Contro il bracconaggio
E’ stato pionieristico il lavoro di Jane Goodall e, tuttora, l’opera dei ricercatori dell’Istituto che porta il suo nome garantisce alle ultime comunità di grandi primati di sopravvivere in un ambiente in cui la lotta per il mantenimento degli equilibri è quotidiana: “Per quanto riguarda i nostri santuari – ha spiegato ancora la dottoressa De Donno – ci sono problematiche di diverso tipo. Ci sono più costi per sanificazione e per tutto quello che comporta aumentare il livello di igiene e di distanze. Nel nostro centro in Congo ci sono 150 scimpanzé, tutti confiscati al bracconaggio, che hanno bisogno di una vicinanza costante, soprattutto quelli arrivati recentemente.

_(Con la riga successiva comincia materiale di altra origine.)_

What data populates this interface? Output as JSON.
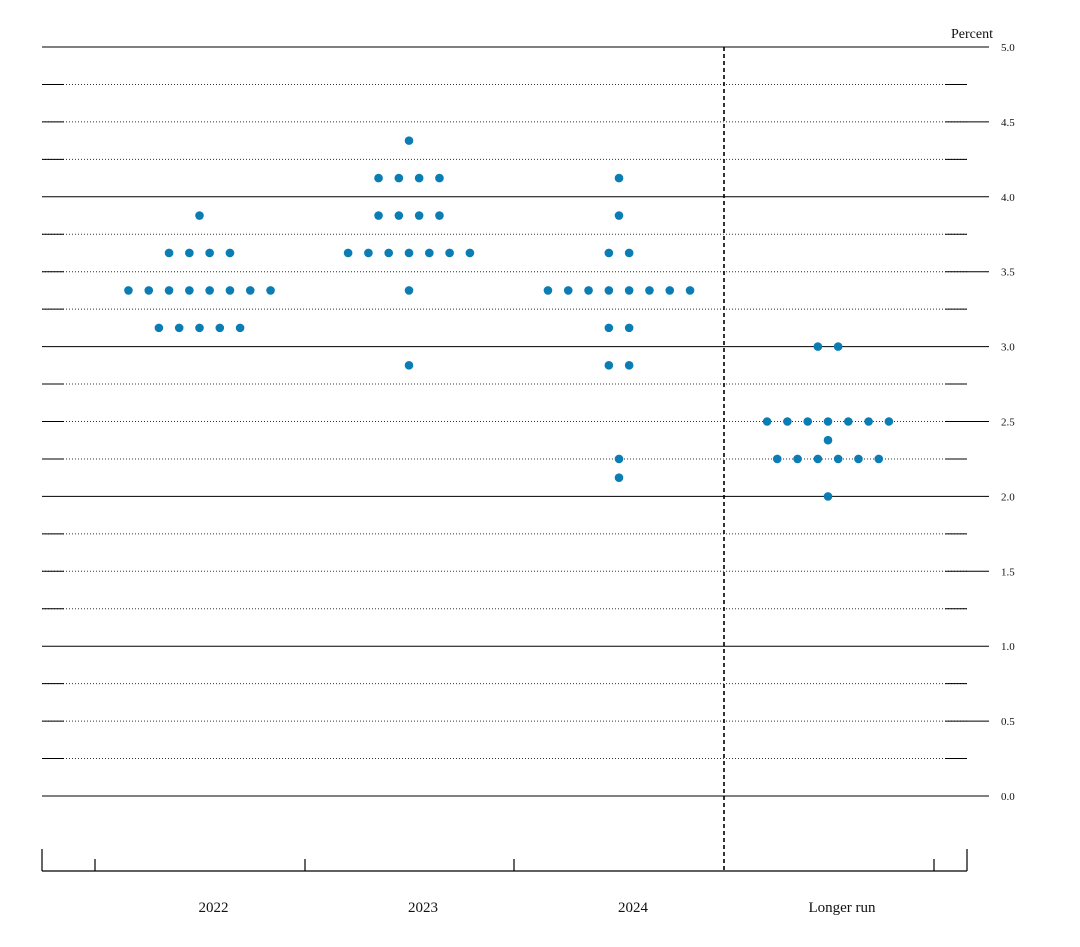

Aumentando le misure di sicurezza si riduce il volontariato e, ad esempio per il santuario del Sudafrica, particolarmente aperto alle visite e che vive dell’apporto di gente sensibile, c’è un grandissimo rischio economico, legato a problematiche di mantenimento per i centri che accolgono gli scimpanzé dopo la confisca”.
Coscienza collettiva
Ancora una volta, è questione di equilibri. Fragili, compromessi in alcuni casi, di certo una sfida costante per chi ha dedicato la propria vita e il proprio lavoro alla tutela delle specie a rischio: “Occuparsi degli scimpanzé comporta un lavoro enorme. Quando ad esempio i piccoli vengono strappati alla natura, e poi vengono affidati ai nostri centri, l’uomo fa da sostituto materno. Una pandemia può verificarsi fra queste comunità e, in caso, è bene ricordarsi che si parla di specie a rischio di estinzione. E dobbiamo sempre ricordare che questo virus nasce da un eccesso di invasione, da parte dell’uomo, del territorio degli altri animali”. Quel che serve è una coscienza collettiva, in grado di ponderare i rischi e adottare quelle misure di prevenzione necessarie a scongiurare il rischio di dover sacrificare la conservazione di specie e biomi come scotto di uno sviluppo incontrollato. Una sconfitta innanzitutto per noi stessi.